You can integrate this with golangci-lint by building a plugin .so file or submitting the analyzer upstream.
The Cross-Language Pattern
Regardless of which language you work in, the development loop is identical:
- Write the code you want to catch
- Paste it into AST Explorer and study the tree
- Identify the node types and field values that uniquely match the pattern
- Write the visitor function
- Add test cases for both valid and invalid code
This process works whether you are writing an ESLint rule for TypeScript, a flake8 checker for Python, or a go/analysis analyzer for Go. The AST node names change, the visitor registration mechanism changes, but the thinking is the same.
Integrating Custom Rules into Your Development Workflow
A custom rule that only runs when someone remembers to run it is barely better than no rule at all. You want it running automatically, everywhere, all the time.
Editor Integration
ESLint plugins load automatically in VS Code through the ESLint extension
and in Neovim through none-ls or nvim-lint. Your custom rules show inline warnings and code actions for auto-fixes as you type. No configuration beyond installing the plugin is needed - if it is in your eslintrc, the editor picks it up.
Pre-Commit Hooks
Add your custom linter to .pre-commit-config.yaml as a local hook:
repos:
- repo: local
hooks:
- id: custom-lint
name: Custom Lint Rules
entry: npx eslint --rule 'myproject/no-raw-fetch: error'
language: system
types: [javascript]This runs only on staged files, so it is fast. Developers get feedback before they even push.
CI Pipeline
In your GitHub Actions or GitLab CI
job, run the linter with --max-warnings 0 to fail the build on any violation:
- name: Lint
run: npx eslint . --max-warnings 0For GitHub Code Scanning integration, output in SARIF format using eslint --format @microsoft/eslint-formatter-sarif and upload the results. This puts lint violations directly in the PR’s “Files changed” tab.
Gradual Adoption
For existing codebases with hundreds of existing violations, start with warnings instead of errors:
npx eslint . --rule 'myproject/no-raw-fetch: warn'This surfaces violations without blocking anyone. Track the violation count in CI metrics, fix them over time, and promote the rule to error once the codebase is clean.
Monorepo Setup
In a monorepo, publish your ESLint plugin to a private npm registry like Verdaccio
or GitHub Packages. Alternatively, keep it as a workspace-local package at packages/eslint-plugin-myproject/ that your build tool includes in the dependency graph.

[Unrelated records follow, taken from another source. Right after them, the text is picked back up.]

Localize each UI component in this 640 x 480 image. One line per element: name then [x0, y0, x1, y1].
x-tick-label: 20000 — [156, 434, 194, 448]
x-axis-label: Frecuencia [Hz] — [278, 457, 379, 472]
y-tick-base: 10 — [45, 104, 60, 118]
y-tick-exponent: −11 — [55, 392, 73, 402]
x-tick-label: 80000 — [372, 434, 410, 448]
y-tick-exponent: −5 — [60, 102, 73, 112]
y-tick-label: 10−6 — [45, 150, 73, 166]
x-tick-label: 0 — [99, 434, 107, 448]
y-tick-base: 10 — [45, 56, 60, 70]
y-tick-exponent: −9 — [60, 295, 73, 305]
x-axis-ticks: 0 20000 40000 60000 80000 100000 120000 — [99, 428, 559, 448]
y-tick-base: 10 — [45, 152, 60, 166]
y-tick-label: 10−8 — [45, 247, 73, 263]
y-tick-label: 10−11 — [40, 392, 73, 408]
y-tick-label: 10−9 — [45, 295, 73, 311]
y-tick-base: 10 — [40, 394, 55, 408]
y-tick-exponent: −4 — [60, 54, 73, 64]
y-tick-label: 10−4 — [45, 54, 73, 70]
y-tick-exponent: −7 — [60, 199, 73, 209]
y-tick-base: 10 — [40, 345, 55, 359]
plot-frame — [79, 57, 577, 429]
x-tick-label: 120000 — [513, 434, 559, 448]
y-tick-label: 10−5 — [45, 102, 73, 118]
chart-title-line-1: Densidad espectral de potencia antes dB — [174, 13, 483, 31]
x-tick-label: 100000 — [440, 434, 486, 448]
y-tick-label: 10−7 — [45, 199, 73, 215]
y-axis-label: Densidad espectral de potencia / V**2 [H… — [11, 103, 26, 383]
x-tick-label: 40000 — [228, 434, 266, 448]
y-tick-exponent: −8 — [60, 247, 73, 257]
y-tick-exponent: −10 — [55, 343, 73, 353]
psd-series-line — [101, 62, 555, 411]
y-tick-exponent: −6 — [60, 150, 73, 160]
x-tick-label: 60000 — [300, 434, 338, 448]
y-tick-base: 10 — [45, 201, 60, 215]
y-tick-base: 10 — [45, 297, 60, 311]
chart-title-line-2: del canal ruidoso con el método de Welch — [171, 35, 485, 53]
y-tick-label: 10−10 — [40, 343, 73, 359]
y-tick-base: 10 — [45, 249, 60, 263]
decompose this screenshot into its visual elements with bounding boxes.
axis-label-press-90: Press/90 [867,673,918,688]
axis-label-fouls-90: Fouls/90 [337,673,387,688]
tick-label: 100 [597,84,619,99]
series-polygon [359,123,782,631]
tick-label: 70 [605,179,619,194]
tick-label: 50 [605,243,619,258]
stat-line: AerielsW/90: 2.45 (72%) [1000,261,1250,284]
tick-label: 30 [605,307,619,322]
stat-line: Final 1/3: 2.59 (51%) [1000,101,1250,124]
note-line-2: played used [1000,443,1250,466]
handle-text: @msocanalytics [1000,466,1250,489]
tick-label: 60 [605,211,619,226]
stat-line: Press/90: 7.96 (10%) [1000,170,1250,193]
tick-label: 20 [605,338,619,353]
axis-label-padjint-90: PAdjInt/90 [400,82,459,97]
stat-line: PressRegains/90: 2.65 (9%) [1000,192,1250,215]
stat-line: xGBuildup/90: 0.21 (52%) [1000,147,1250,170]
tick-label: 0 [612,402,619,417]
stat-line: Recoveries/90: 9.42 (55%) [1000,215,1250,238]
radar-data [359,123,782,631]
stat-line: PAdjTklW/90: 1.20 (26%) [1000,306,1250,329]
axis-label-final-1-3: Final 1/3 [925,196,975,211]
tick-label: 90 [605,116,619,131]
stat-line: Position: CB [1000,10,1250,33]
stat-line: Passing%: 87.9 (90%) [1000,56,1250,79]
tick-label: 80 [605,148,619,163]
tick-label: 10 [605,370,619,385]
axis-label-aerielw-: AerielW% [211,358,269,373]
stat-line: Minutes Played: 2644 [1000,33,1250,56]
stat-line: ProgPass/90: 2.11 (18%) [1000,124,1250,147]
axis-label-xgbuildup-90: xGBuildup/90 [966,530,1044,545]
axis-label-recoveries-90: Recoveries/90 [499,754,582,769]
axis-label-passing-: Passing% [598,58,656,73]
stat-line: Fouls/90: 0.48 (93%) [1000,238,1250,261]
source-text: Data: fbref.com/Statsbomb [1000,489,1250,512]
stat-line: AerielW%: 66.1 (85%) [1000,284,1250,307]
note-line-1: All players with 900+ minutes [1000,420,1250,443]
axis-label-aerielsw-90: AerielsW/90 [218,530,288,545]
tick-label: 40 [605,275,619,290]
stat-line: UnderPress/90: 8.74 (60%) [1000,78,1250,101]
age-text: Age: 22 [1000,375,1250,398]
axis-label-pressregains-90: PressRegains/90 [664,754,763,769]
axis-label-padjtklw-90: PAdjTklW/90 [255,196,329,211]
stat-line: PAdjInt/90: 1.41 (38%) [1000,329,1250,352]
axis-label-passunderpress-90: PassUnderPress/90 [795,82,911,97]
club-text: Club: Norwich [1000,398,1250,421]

Auto-Generated Documentation
Tools like eslint-doc-generator
create Markdown documentation automatically from the meta.docs field in your rules. It pulls valid/invalid examples from your test cases, so the documentation stays in sync with the implementation without any manual effort.
Wrapping Up
Writing a custom linter rule is a four-hour investment that saves hundreds of hours of code review time and prevents bugs from reaching production. The process is the same in every language: study the AST, write a visitor that matches the pattern you want to catch, add tests, and wire it into your CI pipeline. Start with the one convention violation that comes up most often in code reviews. Automate that, and you will immediately see the value. Then write the next one.